Tuesday, August 11, 2009
C.A. Upholds Molestation Conviction of Ex-Radio Host
By Kenneth Ofgang , Staff Writer
The Fourth District Court of Appeal yesterday affirmed the conviction of a former Southern California radio personality on child molestation charges that could keep him incarcerated for life.
Div. Two affirmed the conviction of Raymond E. Peyton, who—according to a radio history website—began his career as “Rockin’ Ray” at San Bernardino’s KVCR in 1976. He went on to jobs as a newscaster, talk show host, program director, and voice-over announcer prior to his 2007 conviction on charges of assaulting a girlfriend’s daughter.
His career included stints at KRLA and KKLA in Los Angeles, and he was program director of Inland Empire station KCAA prior to his being convicted on five felony counts and being sentenced to 66 years to life in prison.
The justices yesterday agreed with defense counsel that Riverside Superior Court Judge Bernard Schwartz, who presided over Peyton’s trial, should not have permitted prosecutors to amend the information at the close of their case-in-chief.
But the error only affected one count, which resulted in a six-year prison term, the court ruled, leaving intact Peyton’s convictions on four counts of aggravated sexual assault, resulting in consecutive 15-years-to-life sentences.
The victim, identified only as K., was 12 years old when the events occurred in 2004. Her mother, who lived with Peyton in August and September of that year after having been diagnosed earlier with colon cancer, died that December.
K. testified to four separate incidents of molestation occurring in September, around the time of her birthday, all at night while she was watching television with Peyton while no one else was in the room. She said that she waited until late the following year to tell someone about what happened, in part because she blamed herself, and also because she was afraid she would not be believed and that her older brother would be accused.
Peyton testified that he did nothing inappropriate, although he admitted sitting with his arm around the girl, massaging her legs and her back, and kissing her.
The defense attacked the victim’s credibility, saying she was trying to get back at Peyton for refusing to adopt her and her brother. K. denied that she wanted Peyton to adopt her.
There was also “subtle innuendo” that K.’s brother was the molester, Justice Jeffrey King wrote for the Court of Appeal.
As originally filed, after Peyton waived his right to a preliminary hearing, the information charged him with four counts of aggravated sexual assault. At the close of the prosecution’s evidence, the judge—without objection by defense counsel—allowed the prosecution to add a charge of committing a lewd act.
The pleadings in the case, King explained in his opinion, “are a mess.” Prosecutors, he explained, initially pled the wrong dates—saying the crimes occurred in 2005— filed an amended complaint that again included erroneous dates, filed an information following the defendant’s preliminary hearing, still with the wrong dates, and then amended the information on the first day of trial to reflect the dates on which the molestations may have actually occurred.

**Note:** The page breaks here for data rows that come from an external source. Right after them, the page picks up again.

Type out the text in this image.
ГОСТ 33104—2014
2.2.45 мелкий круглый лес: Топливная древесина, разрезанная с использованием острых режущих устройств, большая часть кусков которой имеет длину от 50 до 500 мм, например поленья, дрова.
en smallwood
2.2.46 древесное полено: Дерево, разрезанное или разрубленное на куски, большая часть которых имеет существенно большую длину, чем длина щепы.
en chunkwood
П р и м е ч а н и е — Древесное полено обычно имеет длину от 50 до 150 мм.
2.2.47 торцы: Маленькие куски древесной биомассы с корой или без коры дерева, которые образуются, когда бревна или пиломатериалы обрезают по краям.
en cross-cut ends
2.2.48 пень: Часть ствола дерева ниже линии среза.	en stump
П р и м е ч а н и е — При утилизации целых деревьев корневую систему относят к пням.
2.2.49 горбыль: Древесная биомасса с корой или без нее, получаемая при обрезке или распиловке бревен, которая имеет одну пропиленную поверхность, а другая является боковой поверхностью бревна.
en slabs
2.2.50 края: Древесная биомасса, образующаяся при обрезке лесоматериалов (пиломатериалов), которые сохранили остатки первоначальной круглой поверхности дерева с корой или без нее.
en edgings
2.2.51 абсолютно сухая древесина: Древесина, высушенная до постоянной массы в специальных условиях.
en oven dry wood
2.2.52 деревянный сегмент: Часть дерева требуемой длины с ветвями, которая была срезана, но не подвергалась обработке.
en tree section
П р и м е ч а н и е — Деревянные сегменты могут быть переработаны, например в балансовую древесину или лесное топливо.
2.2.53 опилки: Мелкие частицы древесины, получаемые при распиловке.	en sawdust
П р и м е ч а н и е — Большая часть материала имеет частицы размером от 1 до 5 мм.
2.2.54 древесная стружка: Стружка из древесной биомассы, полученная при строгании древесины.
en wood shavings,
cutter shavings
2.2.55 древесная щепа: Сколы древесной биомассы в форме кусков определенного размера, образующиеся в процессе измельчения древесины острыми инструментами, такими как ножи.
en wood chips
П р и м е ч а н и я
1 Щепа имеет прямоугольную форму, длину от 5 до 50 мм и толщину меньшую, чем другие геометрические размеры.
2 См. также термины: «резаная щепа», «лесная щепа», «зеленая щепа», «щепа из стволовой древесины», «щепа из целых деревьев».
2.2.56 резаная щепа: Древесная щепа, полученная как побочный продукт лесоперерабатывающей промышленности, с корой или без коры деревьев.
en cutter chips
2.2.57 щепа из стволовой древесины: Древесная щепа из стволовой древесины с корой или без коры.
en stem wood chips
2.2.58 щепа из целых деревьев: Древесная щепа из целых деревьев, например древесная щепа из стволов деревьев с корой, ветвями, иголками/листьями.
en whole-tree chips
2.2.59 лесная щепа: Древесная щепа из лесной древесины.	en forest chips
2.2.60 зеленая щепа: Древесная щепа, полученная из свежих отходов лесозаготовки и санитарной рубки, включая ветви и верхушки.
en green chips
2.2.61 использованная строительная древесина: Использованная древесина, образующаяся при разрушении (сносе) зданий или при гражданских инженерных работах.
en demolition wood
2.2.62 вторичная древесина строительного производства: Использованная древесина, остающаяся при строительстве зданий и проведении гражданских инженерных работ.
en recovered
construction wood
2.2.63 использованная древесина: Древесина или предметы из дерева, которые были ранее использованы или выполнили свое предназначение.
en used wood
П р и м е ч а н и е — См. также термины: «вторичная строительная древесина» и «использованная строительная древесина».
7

The lewd act count was then added by a second amendment, which prosecutors sought “to conform to proof.” The judge allowed it, he explained, because it was consistent with the victim’s testimony.
That amendment should not have been allowed, King wrote, “because it constituted an additional charge not pled in the amended complaint to which defendant waived his right to a preliminary hearing.” The amendment, he said, thus violated Penal Code Sec. 1009, which prohibits an amendment to an information “so as to charge an offense not shown by the evidence taken at the preliminary examination.”
A 1990 Court of Appeal case, King pointed out, applied that section to prohibit the amendment of an information adding new charges in a case where the preliminary hearing was waived.
King went on to say, however, that the aggravated sexual assault counts were properly pled and proven. Peyton, the justice concluded, had fair notice of those charges, as set forth in the amended complaint and second amended information, and was able to prepare and present a defense.
In unpublished portions of the opinion, the justice said there was sufficient evidence of duress to support each of the four remaining counts, and that there was no federal constitutional requirement that the issue of consecutive sentencing be submitted to the jury.
An Oregon Supreme Court decision requiring that juries, rather than judges, decide whether prosecutors have proven the specific facts required to impose consecutive sentences was recently reversed by the U.S. Supreme Court, King noted.
The case is People v. Peyton, E044069.